Создатель Фредди Крюгера оказался личностью весьма жизнерадостной. Его веселит тот факт, что самым удачливым производителем кинокошмаров стал человек именно с такой фамилией (слово «craven» переводится как «трус, трусливый»). Еще он любит порассуждать о вреде высшего образования (сам Крейвен закончил колледж Уитон и Университет в Балтиморе) «Избыток знаний, — утверждает режиссер, — жутко мешает. Когда я снимал «Лето страха», то переделывал каждую сцену по нескольку раз. Мне все время казалось, что получается слишком похоже на Кормана. В конце концов продюсеру это надоело, и он пообещал меня прогнать, если я не угомонюсь. С тех пор я стараюсь не вспоминать, что снимали другие».
Предшественников у Крейвена, действительно, можно отыскать немало. Тот же легендарный продюсер и режиссер Роджер Корман, к примеру. Именно он считается настоящим создателем и вдохновителем целого потока малобюджетных фильмов ужасов категории «В», на которых выросли практически все нынешние американские кинематографисты. И первые самостоятельные работы Крейвена не так уж сильно отличались от кормановских экранизаций Эдгара По. Спецэффекты были недорогие, да и сюжеты особой оригинальностью не блистали. В итоге «Последний дом налево» остался практически незамеченным широкой публикой, а Крейвену пришлось еще пять лет ждать второго шанса, ограничиваясь ролью ассистента у других, более удачливых режиссеров.
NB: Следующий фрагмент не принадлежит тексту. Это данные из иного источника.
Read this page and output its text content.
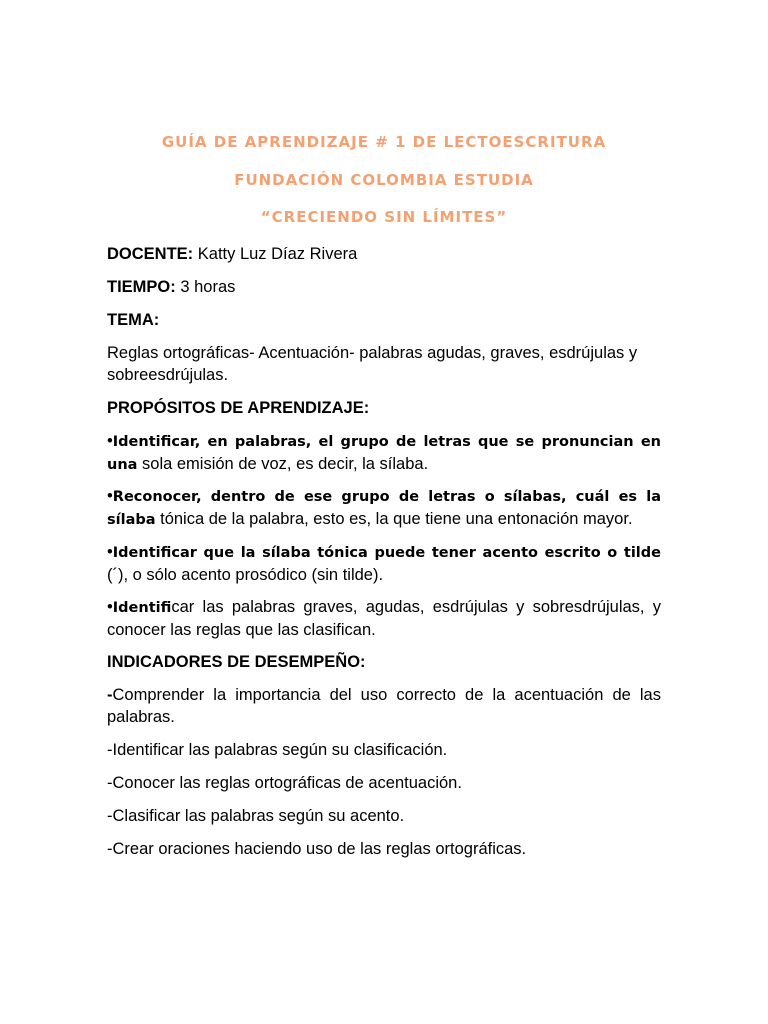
GUÍA DE APRENDIZAJE # 1 DE LECTOESCRITURA
FUNDACIÓN COLOMBIA ESTUDIA
“CRECIENDO SIN LÍMITES”
DOCENTE: Katty Luz Díaz Rivera
TIEMPO: 3 horas
TEMA:
Reglas ortográficas- Acentuación- palabras agudas, graves, esdrújulas y sobreesdrújulas.
PROPÓSITOS DE APRENDIZAJE:
•Identificar, en palabras, el grupo de letras que se pronuncian en una sola emisión de voz, es decir, la sílaba.
•Reconocer, dentro de ese grupo de letras o sílabas, cuál es la sílaba tónica de la palabra, esto es, la que tiene una entonación mayor.
•Identificar que la sílaba tónica puede tener acento escrito o tilde (´), o sólo acento prosódico (sin tilde).
•Identificar las palabras graves, agudas, esdrújulas y sobresdrújulas, y conocer las reglas que las clasifican.
INDICADORES DE DESEMPEÑO:
-Comprender la importancia del uso correcto de la acentuación de las palabras.
-Identificar las palabras según su clasificación.
-Conocer las reglas ortográficas de acentuación.
-Clasificar las palabras según su acento.
-Crear oraciones haciendo uso de las reglas ortográficas.
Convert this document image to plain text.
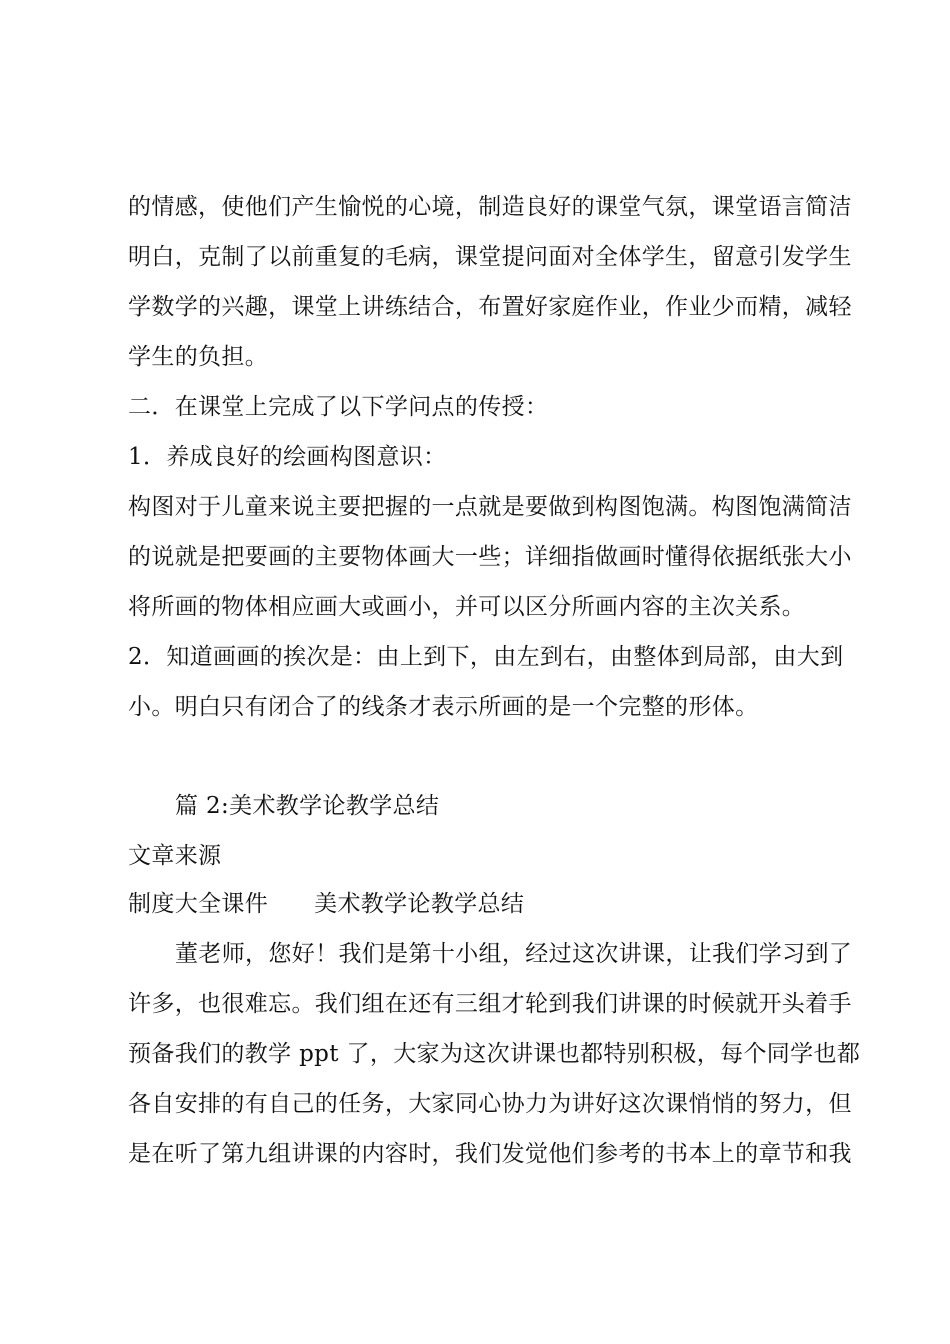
的情感，使他们产生愉悦的心境，制造良好的课堂气氛，课堂语言简洁
明白，克制了以前重复的毛病，课堂提问面对全体学生，留意引发学生
学数学的兴趣，课堂上讲练结合，布置好家庭作业，作业少而精，减轻
学生的负担。
二．在课堂上完成了以下学问点的传授：
1．养成良好的绘画构图意识：
构图对于儿童来说主要把握的一点就是要做到构图饱满。构图饱满简洁
的说就是把要画的主要物体画大一些；详细指做画时懂得依据纸张大小
将所画的物体相应画大或画小，并可以区分所画内容的主次关系。
2．知道画画的挨次是：由上到下，由左到右，由整体到局部，由大到
小。明白只有闭合了的线条才表示所画的是一个完整的形体。
篇 2:美术教学论教学总结
文章来源
制度大全课件 美术教学论教学总结
董老师，您好！我们是第十小组，经过这次讲课，让我们学习到了
许多，也很难忘。我们组在还有三组才轮到我们讲课的时候就开头着手
预备我们的教学 ppt 了，大家为这次讲课也都特别积极，每个同学也都
各自安排的有自己的任务，大家同心协力为讲好这次课悄悄的努力，但
是在听了第九组讲课的内容时，我们发觉他们参考的书本上的章节和我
«Я отличаюсь от остальных тем, что умею делать выводы из своих ошибок», — говорил Уолт Дисней. Крейвен мог бы с полным основанием повторить слова великого продюсера, создавшего самую успешную киноимперию в мире. В 1977 году он пришел к режиссеру Джорджу Ромеро со сценарием будущего фильма. Ромеро, прославившийся серией триллеров о живых мертвецах, отказался экранизировать этот сценарий, заметив: «Это слишком страшная история. Я люблю жутких монстров, а не безымянный ужас». После чего предложил Крейвену поставить фильм самостоятельно, пообещав уговорить нескольких знакомых продюсеров. Джордж слово свое сдержал. А Крейвен, по его собственному признанию, постарался изо всех сил, снимая «У холмов есть глаза». И с минимальными затратами сделал картину, которую журнал «Horror Screen» в 1979 году назвал «самой страшной лентой десятилетия». Знали бы они, что Крейвен снимет потом!
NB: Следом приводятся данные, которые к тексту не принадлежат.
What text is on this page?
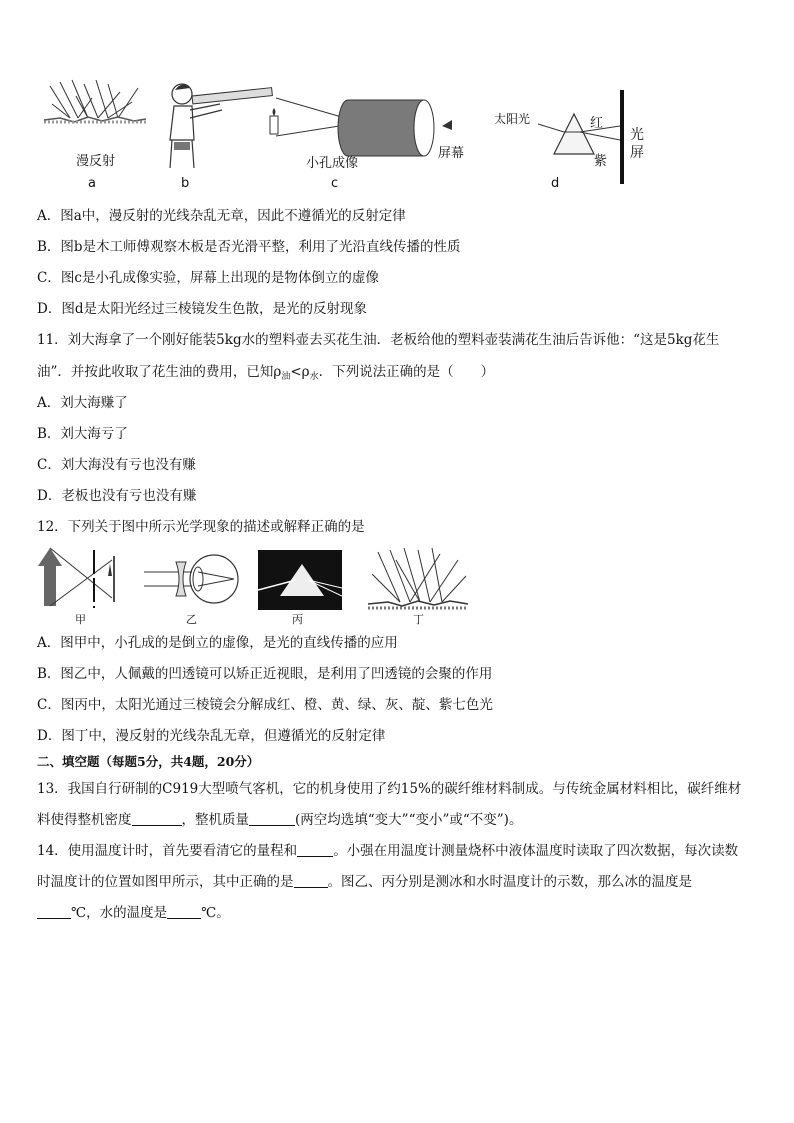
漫反射
a	b
小孔成像
屏幕
c
太阳光	红
紫
光
屏
d
A．图a中，漫反射的光线杂乱无章，因此不遵循光的反射定律
B．图b是木工师傅观察木板是否光滑平整，利用了光沿直线传播的性质
C．图c是小孔成像实验，屏幕上出现的是物体倒立的虚像
D．图d是太阳光经过三棱镜发生色散，是光的反射现象
11．刘大海拿了一个刚好能装5kg水的塑料壶去买花生油．老板给他的塑料壶装满花生油后告诉他：“这是5kg花生
油”．并按此收取了花生油的费用，已知$\rho_油<\rho_水$．下列说法正确的是（　　）
A．刘大海赚了
B．刘大海亏了
C．刘大海没有亏也没有赚
D．老板也没有亏也没有赚
12．下列关于图中所示光学现象的描述或解释正确的是
甲	乙	丙	丁
A．图甲中，小孔成的是倒立的虚像，是光的直线传播的应用
B．图乙中，人佩戴的凹透镜可以矫正近视眼，是利用了凹透镜的会聚的作用
C．图丙中，太阳光通过三棱镜会分解成红、橙、黄、绿、灰、靛、紫七色光
D．图丁中，漫反射的光线杂乱无章，但遵循光的反射定律
二、填空题（每题5分，共4题，20分）
13．我国自行研制的C919大型喷气客机，它的机身使用了约15%的碳纤维材料制成。与传统金属材料相比，碳纤维材
料使得整机密度	，整机质量	(两空均选填“变大”“变小”或“不变”)。
14．使用温度计时，首先要看清它的量程和	。小强在用温度计测量烧杯中液体温度时读取了四次数据，每次读数
时温度计的位置如图甲所示，其中正确的是	。图乙、丙分别是测冰和水时温度计的示数，那么冰的温度是
℃，水的温度是	℃。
Прокатный успех «Холмов» открыл перед Крейвеном двери многих киностудий. «У меня к тому времени накопилось восемь готовых сценариев-которые я предложил разным студиям. Среди них был и «Кошмар на улице Вязов». Но мне сказали, что все это недостаточно жутко». Крейвену пришлось экранизировать чужие сюжеты. Впрочем, такой опыт оказался полезным. «За два года я снял три фильма. Это было нелегко, но зато я научился работать быстро сам и заставлять торопиться других». Нехватка времени была не единственной проблемой для создателей фильмов ужасов в конце 70-х. Считалось, что работы в этом жанре в принципе не могут принести студиям больших прибылей, поскольку для детей вход на такие сеансы ограничен, а взрослые ни за что не пойдут всей семьей на страшное кино. Однако фильмы Крейвена себя окупали всегда, хотя снимались они почти исключительно на маленьких студиях, у которых не было достаточных средств для полноценной рекламной кампании своей продукции. Так и оставался бы весь этот жанр вместе с его адептами во «второй лиге» кинобизнеса, если бы в середине 80-х не появился фильм, который полностью изменил представления публики и критиков о кинематографе в жанре хоррор.